While “Star Wars: Episode IV- A New Hope” remains his most entertaining film, and “THX-1138” is, without question, his boldest, his second film, the ’60s-set “American Graffiti,” is arguably his most confident movie, and certainly, the one closest to his heart. Before he went to USC and became one of the most technically ambitious filmmakers of all-time, he was a car enthusiast in his hometown of Modesto, just outside of San Francisco. When Francis Ford Coppola, his friend and producer on both “THX” and “Graffiti,” bet him he couldn’t make a comedy after the miserable experience of “THX,” Lucas took the bet, and the result resonates with a heart and soul we haven’t really felt this strongly in Lucas’s work since.
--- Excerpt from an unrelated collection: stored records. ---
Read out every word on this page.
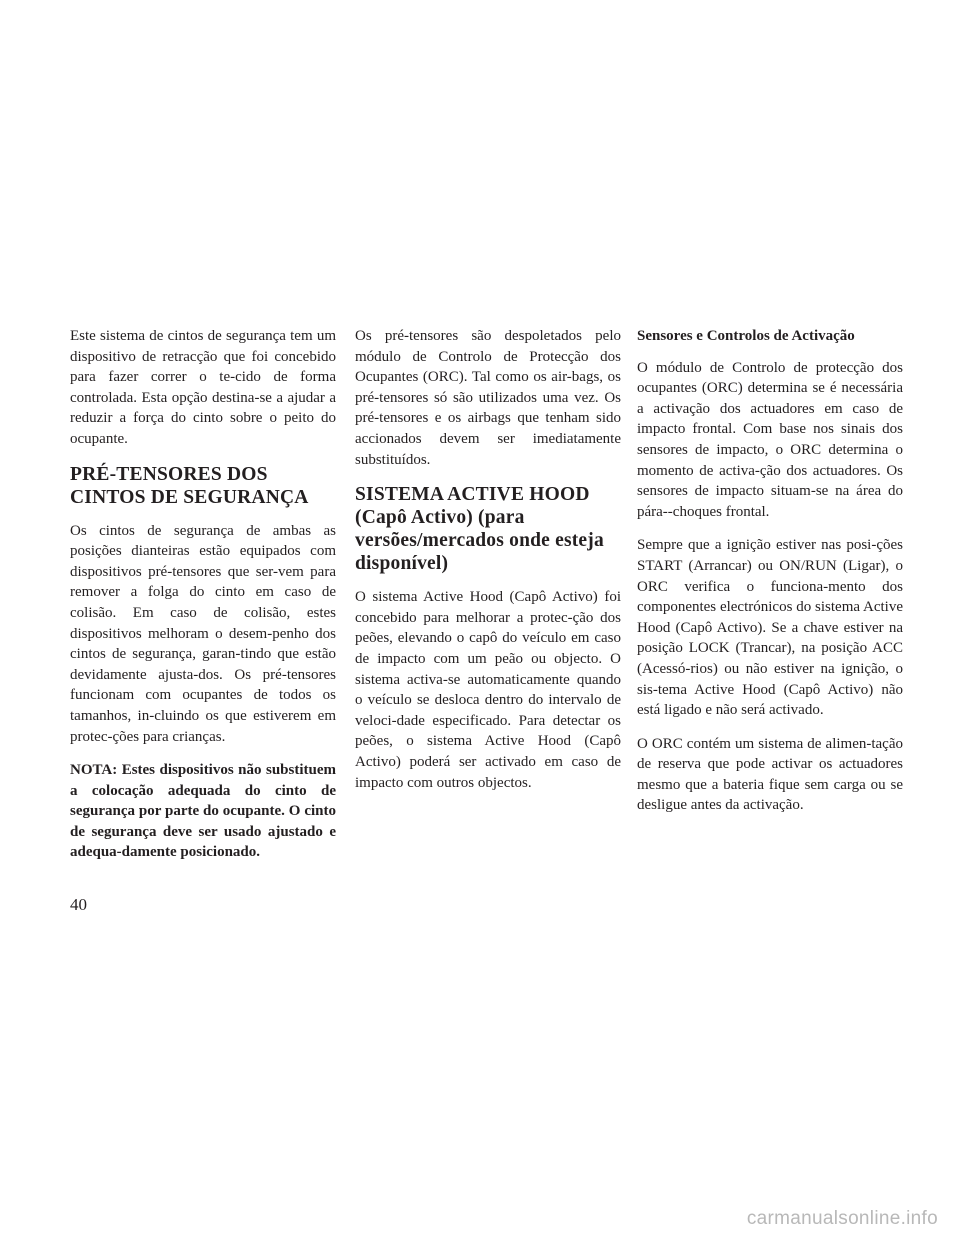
Este sistema de cintos de segurança tem um dispositivo de retracção que foi concebido para fazer correr o te-cido de forma controlada. Esta opção destina-se a ajudar a reduzir a força do cinto sobre o peito do ocupante.

PRÉ-TENSORES DOS CINTOS DE SEGURANÇA

Os cintos de segurança de ambas as posições dianteiras estão equipados com dispositivos pré-tensores que ser-vem para remover a folga do cinto em caso de colisão. Em caso de colisão, estes dispositivos melhoram o desem-penho dos cintos de segurança, garan-tindo que estão devidamente ajusta-dos. Os pré-tensores funcionam com ocupantes de todos os tamanhos, in-cluindo os que estiverem em protec-ções para crianças.

NOTA: Estes dispositivos não substituem a colocação adequada do cinto de segurança por parte do ocupante. O cinto de segurança deve ser usado ajustado e adequa-damente posicionado.

Os pré-tensores são despoletados pelo módulo de Controlo de Protecção dos Ocupantes (ORC). Tal como os air-bags, os pré-tensores só são utilizados uma vez. Os pré-tensores e os airbags que tenham sido accionados devem ser imediatamente substituídos.

SISTEMA ACTIVE HOOD (Capô Activo) (para versões/mercados onde esteja disponível)

O sistema Active Hood (Capô Activo) foi concebido para melhorar a protec-ção dos peões, elevando o capô do veículo em caso de impacto com um peão ou objecto. O sistema activa-se automaticamente quando o veículo se desloca dentro do intervalo de veloci-dade especificado. Para detectar os peões, o sistema Active Hood (Capô Activo) poderá ser activado em caso de impacto com outros objectos.

Sensores e Controlos de Activação

O módulo de Controlo de protecção dos ocupantes (ORC) determina se é necessária a activação dos actuadores em caso de impacto frontal. Com base nos sinais dos sensores de impacto, o ORC determina o momento de activa-ção dos actuadores. Os sensores de impacto situam-se na área do pára--choques frontal.

Sempre que a ignição estiver nas posi-ções START (Arrancar) ou ON/RUN (Ligar), o ORC verifica o funciona-mento dos componentes electrónicos do sistema Active Hood (Capô Activo). Se a chave estiver na posição LOCK (Trancar), na posição ACC (Acessó-rios) ou não estiver na ignição, o sis-tema Active Hood (Capô Activo) não está ligado e não será activado.

O ORC contém um sistema de alimen-tação de reserva que pode activar os actuadores mesmo que a bateria fique sem carga ou se desligue antes da activação.

40
carmanualsonline.info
In a lot of ways, “Graffiti” is the counterpoint to “Easy Rider,” the 1969 Dennis Hopper road film that helped usher in the counter-culture of artistic rebellion that paved the way for the likes of Coppola and Lucas in the 1970s. Set in 1962, this isn’t about people getting high off of sex, drugs, and rock-and-roll, although at least two of those figure prominently in the script by Lucas, Gloria Katz, and Willard Huyck, the latter two of whom brought Lucas’s most infamous bomb, 1986’s “Howard the Duck,” to the screen. (I no longer hold that against them after watching this for the first time.) “Graffiti” follows a series of small-town teenagers as they go cruisin’ through town, and getting into adventures, on the night before a couple of them (Ron Howard’s Steve, and Richard Dreyfuss’s Curt) are supposed to be heading off to college.

In a lot of ways, I’m inclined to say that “American Graffiti” actually set a template for a lot of youthful movies to come, whether it’s the rowdy comedy of “Animal House” and “Porky’s”; the sentimental teen angst of “Sixteen Candles” and “The Breakfast Club”; or the more contemporary fare of “American Pie” or “Accepted.” On their surfaces, these movies don’t have a lot in common, but they all revolve around a series of friends going through various rites of passage into adulthood. Yes, there were films before “American Graffiti” that did the same thing, but there’s something about the tone and characterizations in Lucas’s film that feel more akin to these latter films, whether you’re talking about the misadventures of Terry (Charles Martin Smith) when he is put in charge of Steve’s beloved car; the slick racer John (Paul Le Mat), and his unexpectedly offbeat journeys with a young woman (Mackenzie Phillips); the somewhat menacing Bob Falfa (Harrison Ford), a new guy in town looking to challenge John to a race; Steve’s rocky relationship with his girlfriend, Laurie (Cindy Williams), who doesn’t like the idea of a long-term “open” relationship; and Curt’s falling in with some thugs who have an illegal idea of having fun. Lucas makes the film a true ensemble piece; although Steve, Curt, and Terry are the main actors in the film, there’s an organic whole to the film that recalls another maverick from the other side of the ’70s filmmakers…Robert Altman.

We won’t know what kind of filmmaker George Lucas would have been had he NOT made “Star Wars,” but if “American Graffiti,” with its unforgettable rock soundtrack and flat-out fantastic cameo by radio personality “Wolfman” Jack, is any indication, we might have missed out on a wonderful storyteller in the best tradition of his friends from this “golden age” of cinema. Maybe he’s still in there, and if not, at least we can look back at this film, and smile along with the characters, who have found their place in the world by the time the credits roll.